Whaley played both linebacker and safety at Pitt and broke into the NFL in 1995 as a Steelers pro personnel assistant. He then spent three years as a scout with the Seattle Seahawks, before returning to Pittsburgh.
He's leaning heavily on his experiences with the Steelers, one of the NFL's most stable and competitive franchises.
"My formative years in this business were being part of the Steelers, and the one thing that the Steeler organization is all about is championships," Whaley said. "They don't accept losing. They set the standard of winning and competing for championships. And I think if we instill that here, we'll be in the right direction."

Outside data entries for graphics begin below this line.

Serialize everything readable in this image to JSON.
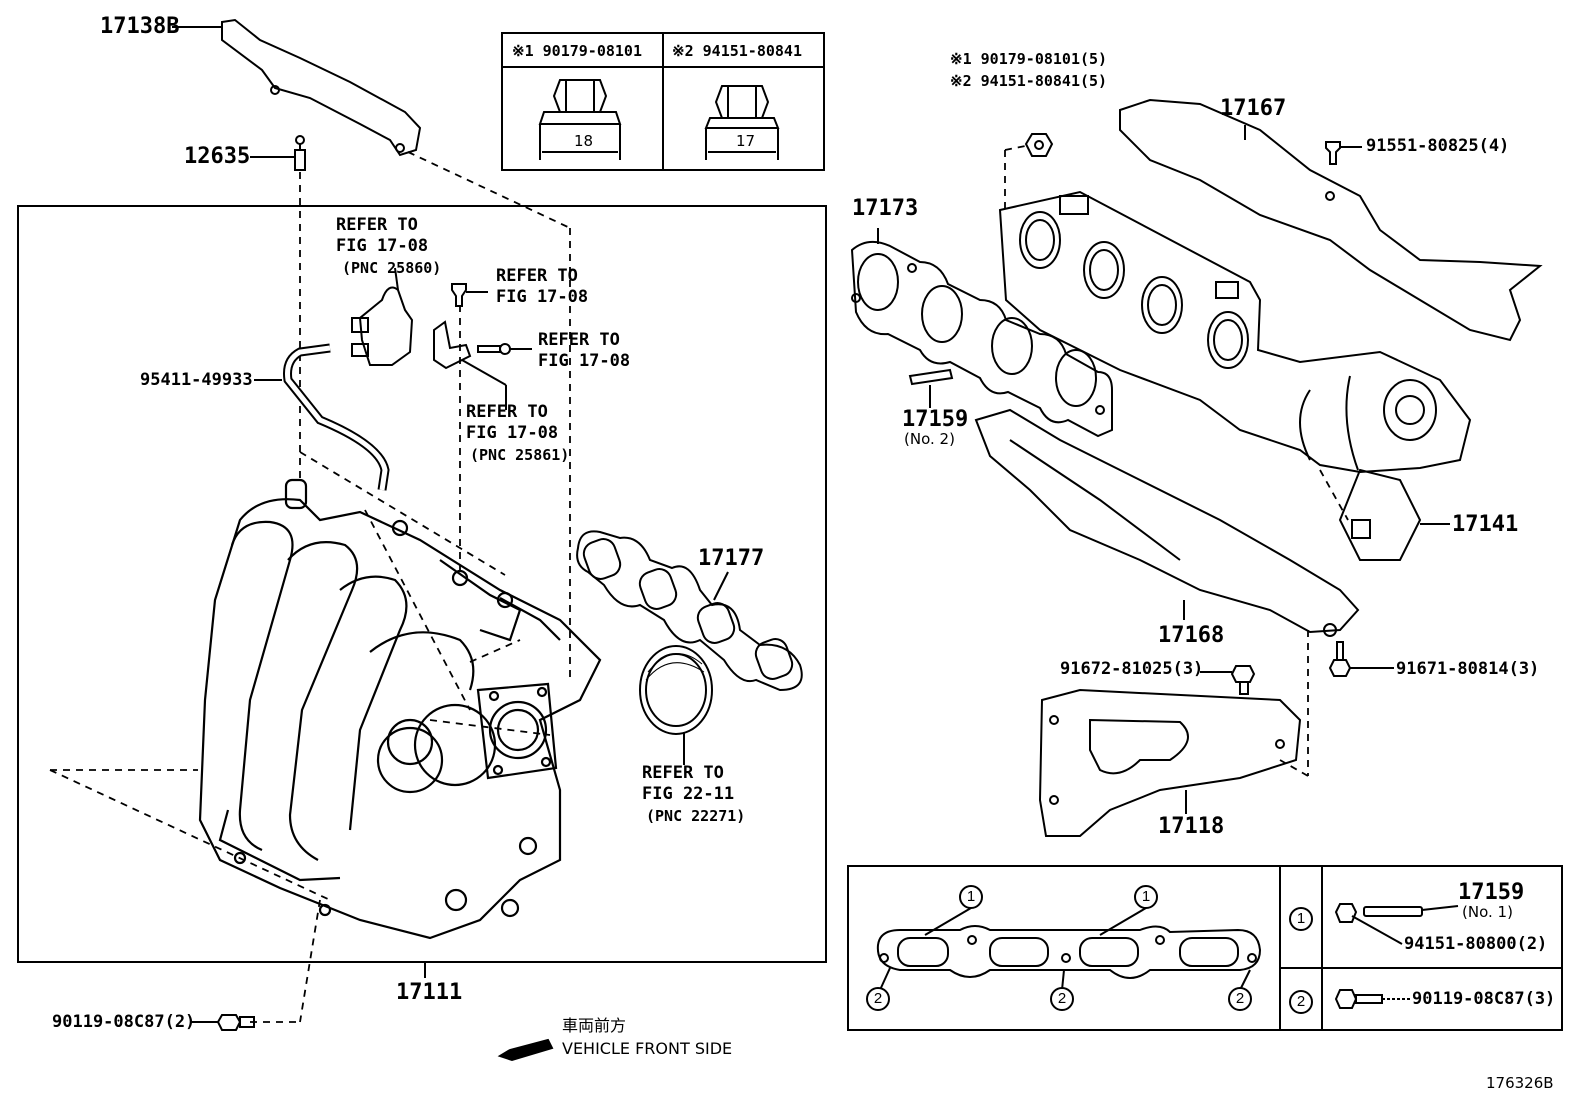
{
  "parts": {
    "p17138B": "17138B",
    "p12635": "12635",
    "p95411": "95411-49933",
    "p17111": "17111",
    "p90119_left": "90119-08C87(2)",
    "p17177": "17177",
    "p17173": "17173",
    "p17167": "17167",
    "p91551": "91551-80825(4)",
    "p17159_no2": "17159",
    "p17159_no2_sub": "(No. 2)",
    "p17141": "17141",
    "p17168": "17168",
    "p91672": "91672-81025(3)",
    "p91671": "91671-80814(3)",
    "p17118": "17118",
    "nut1_qty": "※1 90179-08101(5)",
    "nut2_qty": "※2 94151-80841(5)"
  },
  "refs": {
    "r1_line1": "REFER TO",
    "r1_line2": "FIG 17-08",
    "r1_line3": "(PNC 25860)",
    "r2_line1": "REFER TO",
    "r2_line2": "FIG 17-08",
    "r3_line1": "REFER TO",
    "r3_line2": "FIG 17-08",
    "r4_line1": "REFER TO",
    "r4_line2": "FIG 17-08",
    "r4_line3": "(PNC 25861)",
    "r5_line1": "REFER TO",
    "r5_line2": "FIG 22-11",
    "r5_line3": "(PNC 22271)"
  },
  "nut_table": {
    "col1_head": "※1 90179-08101",
    "col2_head": "※2 94151-80841",
    "col1_size": "18",
    "col2_size": "17"
  },
  "gasket_box": {
    "circle1": "1",
    "circle2": "2",
    "row1_part": "17159",
    "row1_sub": "(No. 1)",
    "row1_nut": "94151-80800(2)",
    "row2_part": "90119-08C87(3)"
  },
  "direction": {
    "jp": "車両前方",
    "en": "VEHICLE FRONT SIDE"
  },
  "figure_id": "176326B"
}
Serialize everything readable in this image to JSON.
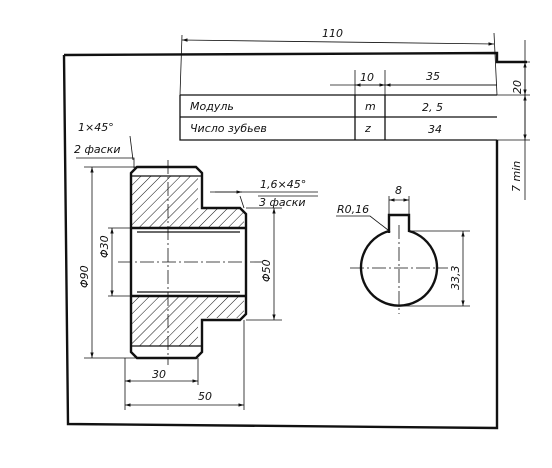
{
  "drawing": {
    "dimensions": {
      "overall_width": "110",
      "col_small": "10",
      "col_large": "35",
      "row_height": "20",
      "table_gap": "7 min",
      "chamfer_outer": "1×45°",
      "chamfer_outer_count": "2 фаски",
      "chamfer_inner": "1,6×45°",
      "chamfer_inner_count": "3 фаски",
      "bore_dia": "Φ30",
      "outer_dia": "Φ90",
      "hub_dia": "Φ50",
      "rim_width": "30",
      "total_width": "50",
      "keyway_width": "8",
      "keyway_radius": "R0,16",
      "keyway_depth": "33,3"
    },
    "table": {
      "rows": [
        {
          "param": "Модуль",
          "symbol": "m",
          "value": "2, 5"
        },
        {
          "param": "Число зубьев",
          "symbol": "z",
          "value": "34"
        }
      ]
    }
  }
}
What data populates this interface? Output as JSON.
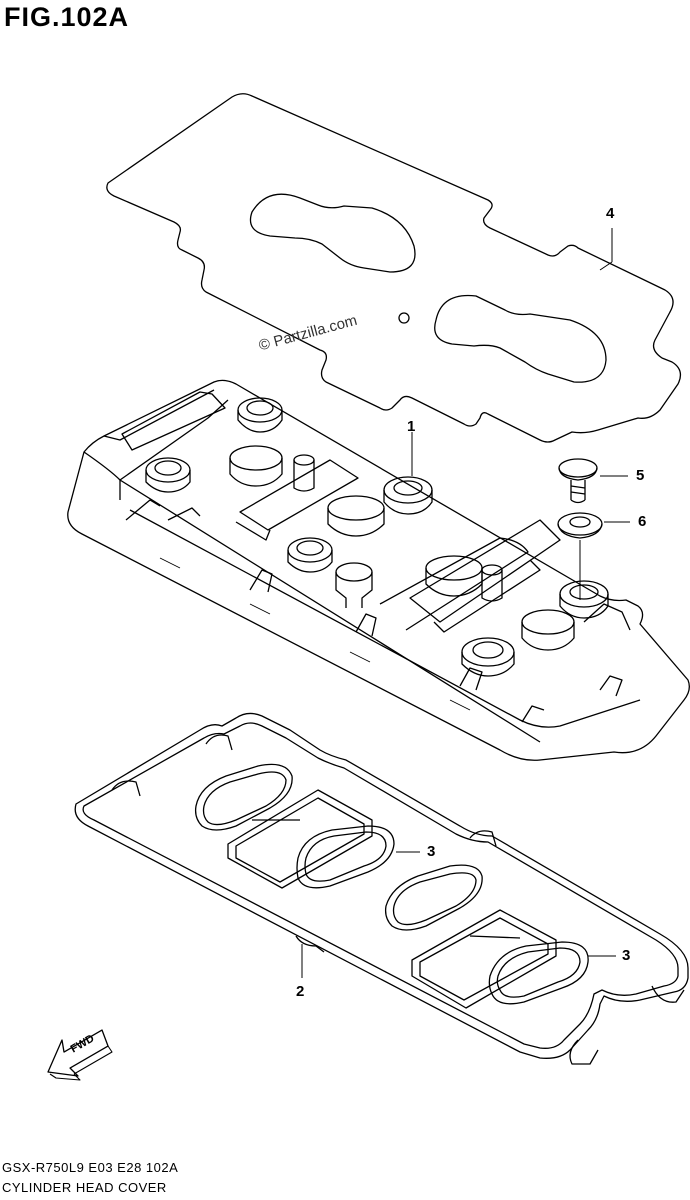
{
  "figure": {
    "title": "FIG.102A"
  },
  "watermark": "© Partzilla.com",
  "callouts": [
    {
      "id": "1",
      "label": "1"
    },
    {
      "id": "2",
      "label": "2"
    },
    {
      "id": "3a",
      "label": "3"
    },
    {
      "id": "3b",
      "label": "3"
    },
    {
      "id": "4",
      "label": "4"
    },
    {
      "id": "5",
      "label": "5"
    },
    {
      "id": "6",
      "label": "6"
    }
  ],
  "fwd_label": "FWD",
  "footer": {
    "model_line": "GSX-R750L9  E03  E28  102A",
    "section_title": "CYLINDER HEAD COVER"
  }
}
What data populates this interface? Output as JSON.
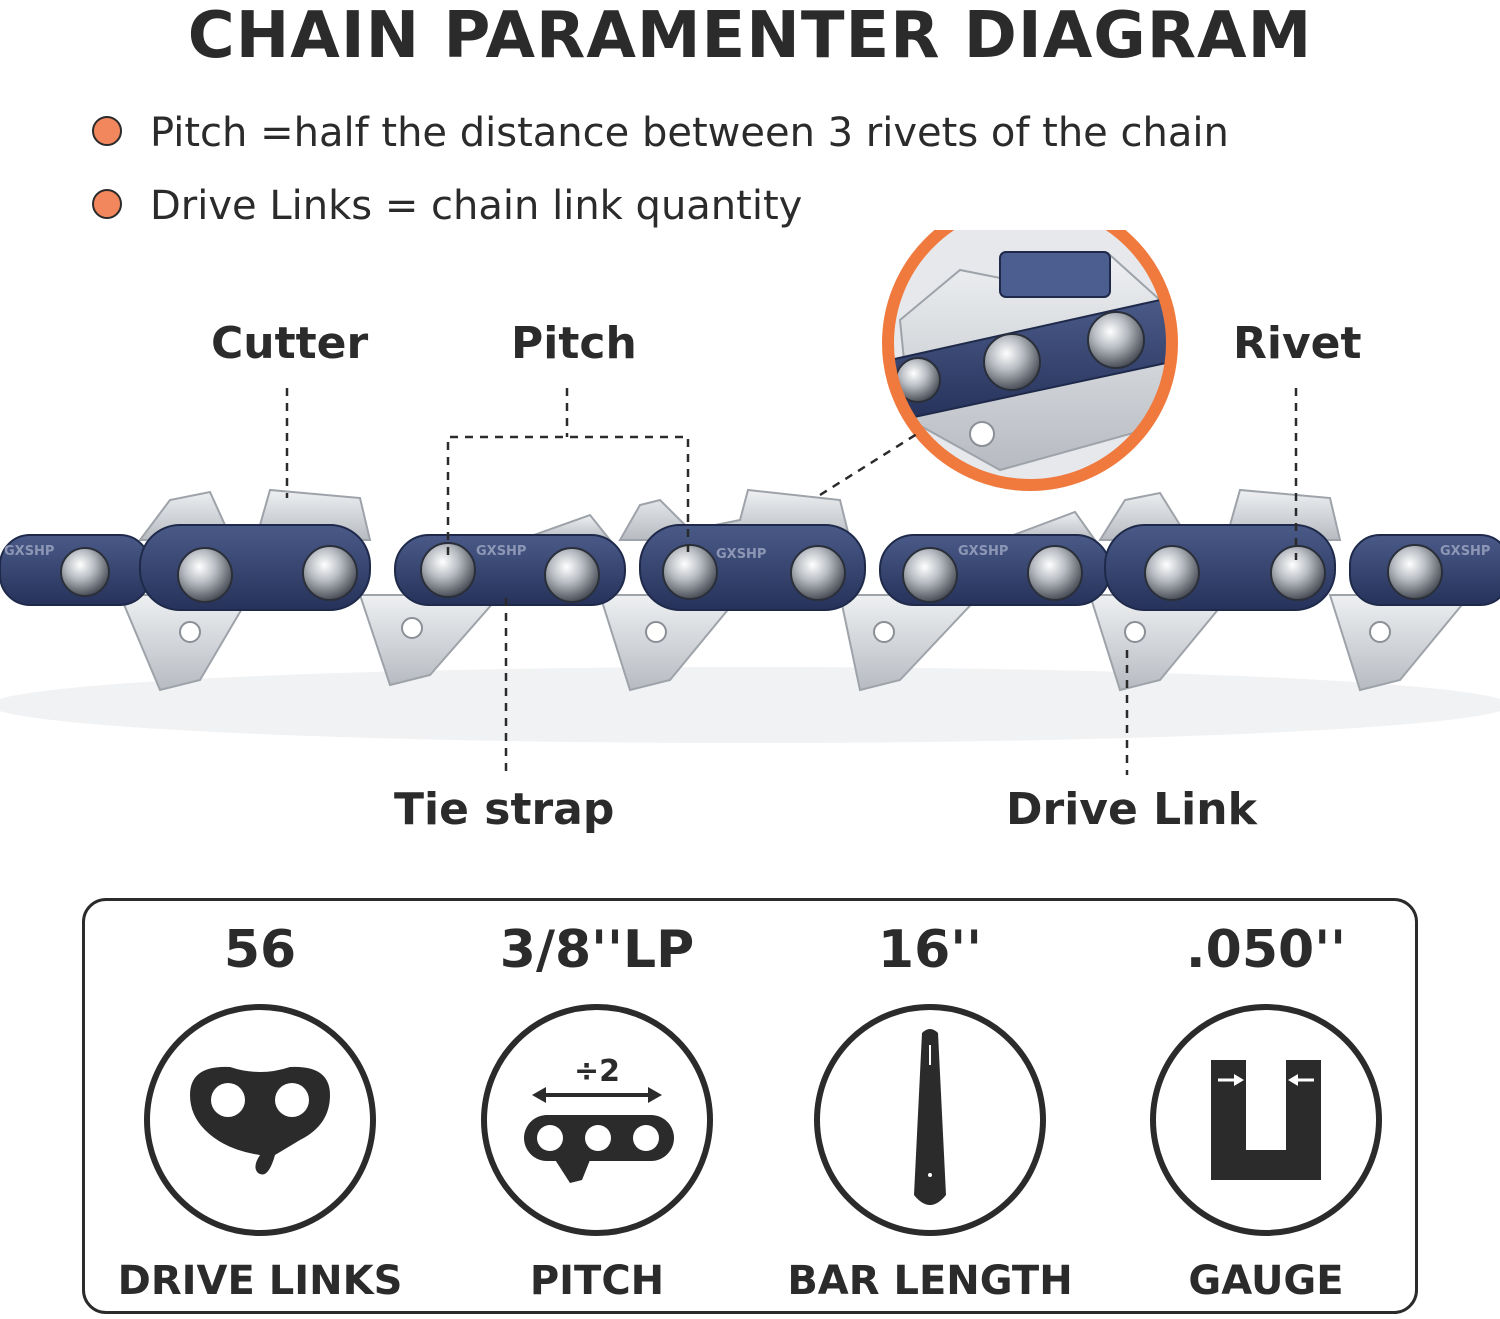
{
  "title": "CHAIN PARAMENTER DIAGRAM",
  "bullets": [
    "Pitch =half the distance between 3 rivets of the chain",
    "Drive Links = chain link quantity"
  ],
  "labels": {
    "cutter": "Cutter",
    "pitch": "Pitch",
    "rivet": "Rivet",
    "tie_strap": "Tie strap",
    "drive_link": "Drive Link"
  },
  "link_stamp": "GXSHP",
  "colors": {
    "accent": "#f2875d",
    "ring": "#f07a3e",
    "ink": "#2b2b2b",
    "chain_blue": "#33436e",
    "steel": "#d3d6da"
  },
  "specs": [
    {
      "value": "56",
      "label": "DRIVE LINKS",
      "icon": "drive-link-icon"
    },
    {
      "value": "3/8''LP",
      "label": "PITCH",
      "icon": "pitch-icon",
      "icon_text": "÷2"
    },
    {
      "value": "16''",
      "label": "BAR LENGTH",
      "icon": "guide-bar-icon"
    },
    {
      "value": ".050''",
      "label": "GAUGE",
      "icon": "gauge-icon"
    }
  ]
}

Whaley's promotion comes at a time when the Bills are essentially starting from scratch in rebuilding what Brandon described as having a "tarnished" reputation.
Brandon began the transition immediately after the season ended, when he was elevated by team owner Ralph Wilson to his new position and awarded full control of the entire organization. Brandon's first moves were firing Chan Gailey and then hiring Doug Marrone less than a week later.
The next step in the transformation becomes Whaley.
"It's all about what we do moving forward. And with Doug at the helm as our general manager and coach Marrone, we feel very good about our future," Brandon said. "I can stand up here and talk about it all day, but it comes down to results and proving it."
Whaley will be responsible for the roster and also formulating the Bills' draft strategy. Jim Overdorf, senior vice president of football administration, will continue in his role as the team's chief negotiator and salary-cap manager, who answers directly to Brandon.
The Bills are a very young team. They have only nine players on the roster who have been with the team since before the 2010 season.